I saw at least one review that compares this book to The Guernsey Literary and Potato Peel Pie Society, one of my other favorite heart warmers. Both novels have rather long titles and both celebrate the healing power, joy, and social connectivity of books. But The Storied Life is a much simpler, quieter book than Guernsey. Rather than being set during and after a war with bombs and Nazis, it is just about a small group of lovable characters who read a lot and draw strength and guidance from books.

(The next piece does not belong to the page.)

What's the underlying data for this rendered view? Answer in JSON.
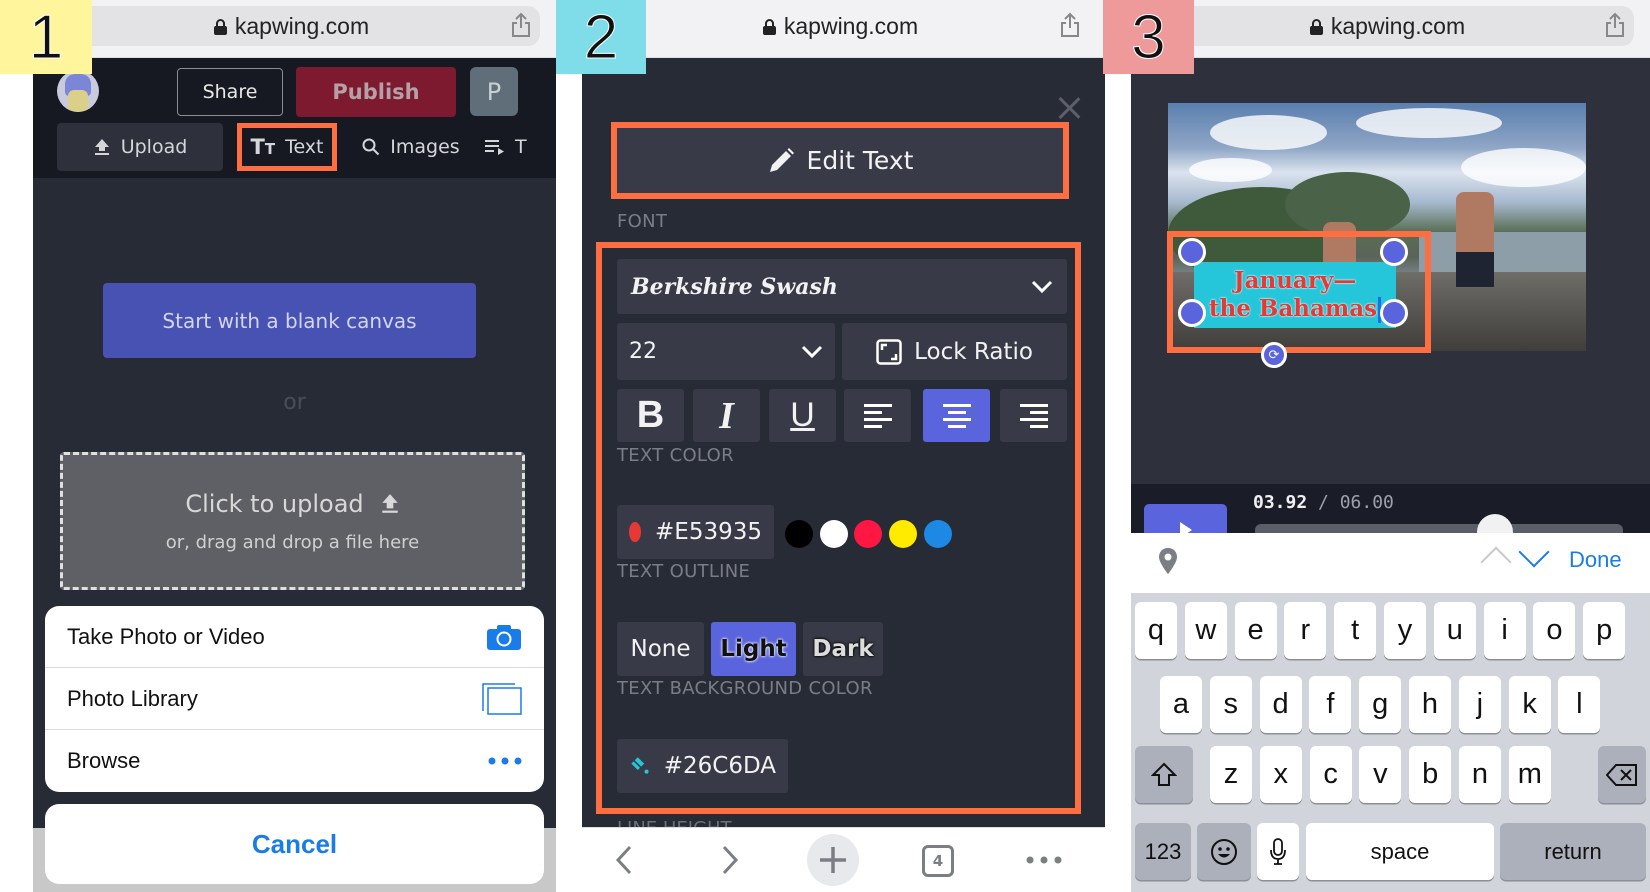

A.J. has a marked preference for short stories, and refers to lots of them, so I enjoyed the added benefit of being able to accumulate a list of stories I have yet to read. I enjoyed A.J.’s commentary about several short stories I have read including The Outcasts of Poker Flat by Bret Harte, The Celebrated Jumping Frog of Calaveras County by Mark Twain, and several by Edgar Allen Poe, A.J.’s literary specialty. I am glad I recently read Flannery O’Connor’s A Good Man is Hard to Find because that story comes up several times in the course of the novel.
Of course there is a charming cast of quirky supporting characters, especially the kindly Chief Lambiase. I wish all cops were like Lambiase, who slowly develops from a non-reader to an enthusiastic book lover through his friendship with A.J. I really think reading books leads anyone to become a better person in general. Also there is Ismay Parrish, the sister of A.J.’s deceased wife, a high school English and drama teacher who is depressed about her bad marriage to Daniel, a philandering writer. By the end on the novel Ismay experiences a redemption of her own.
The Storied Life of A.J. Fikry is an excellent read for book lovers, especially book lovers who prefer the old-fashioned paper kind. A.J. is repelled and horrified by be e-readers. I enjoyed how the author deals with the issue of e-readers versus traditional (i.e., “real” books). There is a rumor going around that brick and mortar book stores are going the way of the horse and carriage. This novel makes a valiant and romantic case for their continued survival. I certainly love nothing better than a book store and want to believe such places and their literature-loving book sellers will be around to grace our cities and towns for many years to come.